Check the system logs and search for “oom kill” and similar terms. Generally, if TiDB has an OOM (Out of Memory) event, there will be a “welcome ****” message indicating that the TiDB node has restarted.

translator_bot · June 21, 2024, 10:39am

| username: 春风十里 | Original post link

Although this is the default configuration for TiDB, I personally think this setting is too high. For example, Oracle’s default configuration is 40% of physical memory, and it is generally recommended not to exceed 70%. This is because the operating system itself also requires a considerable amount of memory, and these limits often cannot be strictly enforced. In some scenarios where resources are tight, it may exceed 80%.

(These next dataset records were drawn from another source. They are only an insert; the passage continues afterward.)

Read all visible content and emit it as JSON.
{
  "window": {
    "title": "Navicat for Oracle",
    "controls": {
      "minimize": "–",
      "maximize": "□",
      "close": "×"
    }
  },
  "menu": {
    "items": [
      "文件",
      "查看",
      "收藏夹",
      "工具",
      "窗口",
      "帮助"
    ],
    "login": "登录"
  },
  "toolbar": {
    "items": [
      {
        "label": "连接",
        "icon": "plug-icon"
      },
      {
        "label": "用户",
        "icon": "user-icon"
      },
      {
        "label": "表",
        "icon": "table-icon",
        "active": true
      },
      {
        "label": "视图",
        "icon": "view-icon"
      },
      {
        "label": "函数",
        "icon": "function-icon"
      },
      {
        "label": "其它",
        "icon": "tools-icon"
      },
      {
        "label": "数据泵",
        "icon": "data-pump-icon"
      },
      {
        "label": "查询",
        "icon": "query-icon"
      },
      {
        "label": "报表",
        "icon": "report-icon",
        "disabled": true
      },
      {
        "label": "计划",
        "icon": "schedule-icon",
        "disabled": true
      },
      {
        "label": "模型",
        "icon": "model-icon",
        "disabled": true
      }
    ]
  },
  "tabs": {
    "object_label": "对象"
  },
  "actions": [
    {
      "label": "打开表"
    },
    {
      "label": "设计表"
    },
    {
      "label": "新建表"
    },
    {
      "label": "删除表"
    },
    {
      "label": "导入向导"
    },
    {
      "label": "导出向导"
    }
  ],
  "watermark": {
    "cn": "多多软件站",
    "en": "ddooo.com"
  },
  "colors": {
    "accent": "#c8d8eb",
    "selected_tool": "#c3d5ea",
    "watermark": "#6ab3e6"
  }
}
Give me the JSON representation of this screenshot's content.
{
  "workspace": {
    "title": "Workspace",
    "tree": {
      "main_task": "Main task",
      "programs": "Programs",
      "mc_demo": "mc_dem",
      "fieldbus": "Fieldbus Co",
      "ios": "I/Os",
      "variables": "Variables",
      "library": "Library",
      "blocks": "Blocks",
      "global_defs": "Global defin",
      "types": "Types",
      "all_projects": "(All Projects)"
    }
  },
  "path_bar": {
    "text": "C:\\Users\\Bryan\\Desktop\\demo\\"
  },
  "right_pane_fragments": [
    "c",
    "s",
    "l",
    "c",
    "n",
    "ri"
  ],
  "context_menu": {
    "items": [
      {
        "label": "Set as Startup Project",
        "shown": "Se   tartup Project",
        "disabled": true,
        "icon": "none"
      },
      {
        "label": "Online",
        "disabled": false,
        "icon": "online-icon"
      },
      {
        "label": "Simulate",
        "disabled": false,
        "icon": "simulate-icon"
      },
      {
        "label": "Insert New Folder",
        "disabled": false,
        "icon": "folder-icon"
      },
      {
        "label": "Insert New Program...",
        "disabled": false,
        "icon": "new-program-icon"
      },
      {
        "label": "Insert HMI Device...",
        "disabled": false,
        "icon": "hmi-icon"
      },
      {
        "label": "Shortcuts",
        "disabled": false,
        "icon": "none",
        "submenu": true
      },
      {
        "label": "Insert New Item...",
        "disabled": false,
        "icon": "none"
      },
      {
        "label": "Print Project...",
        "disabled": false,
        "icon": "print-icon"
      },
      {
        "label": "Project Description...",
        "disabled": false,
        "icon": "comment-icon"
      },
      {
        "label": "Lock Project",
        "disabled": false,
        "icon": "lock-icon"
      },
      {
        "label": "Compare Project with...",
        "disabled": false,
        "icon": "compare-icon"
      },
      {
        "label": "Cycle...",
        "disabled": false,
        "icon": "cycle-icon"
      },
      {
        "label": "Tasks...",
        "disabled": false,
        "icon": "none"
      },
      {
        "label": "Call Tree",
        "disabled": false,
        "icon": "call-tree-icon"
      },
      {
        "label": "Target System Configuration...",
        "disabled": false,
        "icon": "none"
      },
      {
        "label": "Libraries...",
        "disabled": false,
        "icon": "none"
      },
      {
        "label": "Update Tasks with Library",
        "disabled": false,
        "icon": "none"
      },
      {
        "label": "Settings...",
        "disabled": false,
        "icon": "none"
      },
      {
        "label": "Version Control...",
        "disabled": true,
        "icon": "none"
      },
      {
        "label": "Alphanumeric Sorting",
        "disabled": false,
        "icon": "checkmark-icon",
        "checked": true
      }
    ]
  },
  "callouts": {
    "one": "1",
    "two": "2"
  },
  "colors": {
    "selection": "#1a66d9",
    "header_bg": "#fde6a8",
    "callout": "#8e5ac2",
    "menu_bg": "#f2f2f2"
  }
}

For instance, the official documentation mentions that the current tidb_server_memory_limit does not terminate the following SQL operations:

DDL operations
SQL operations containing window functions and common table expressions

Warning

TiDB does not guarantee that the tidb_server_memory_limit limit will take effect during startup. If the operating system has insufficient free memory, TiDB may still encounter OOM. You need to ensure that the TiDB instance has enough available memory.
During memory control, the overall memory usage of TiDB may slightly exceed the tidb_server_memory_limit.

Reference:
TiDB OOM Troubleshooting | PingCAP Documentation Center

Column - Exploration of TiDB Server OOM Issue Optimization | TiDB Community

translator_bot · June 21, 2024, 10:39am

| username: tidb菜鸟一只 | Original post link

It looks like the memory is exhausted or the network traffic is full, and even the monitoring cannot collect data. However, looking at your memory monitoring graph, the memory should not be full. Please confirm the network issue again…

translator_bot · June 21, 2024, 10:39am

| username: tidb狂热爱好者 | Original post link

His TiKV CPU is at 100%, so any monitoring is likely to be stuck.

translator_bot · June 21, 2024, 10:39am

| username: dba远航 | Original post link

It feels like the memory is growing too fast and is being limited by a certain parameter.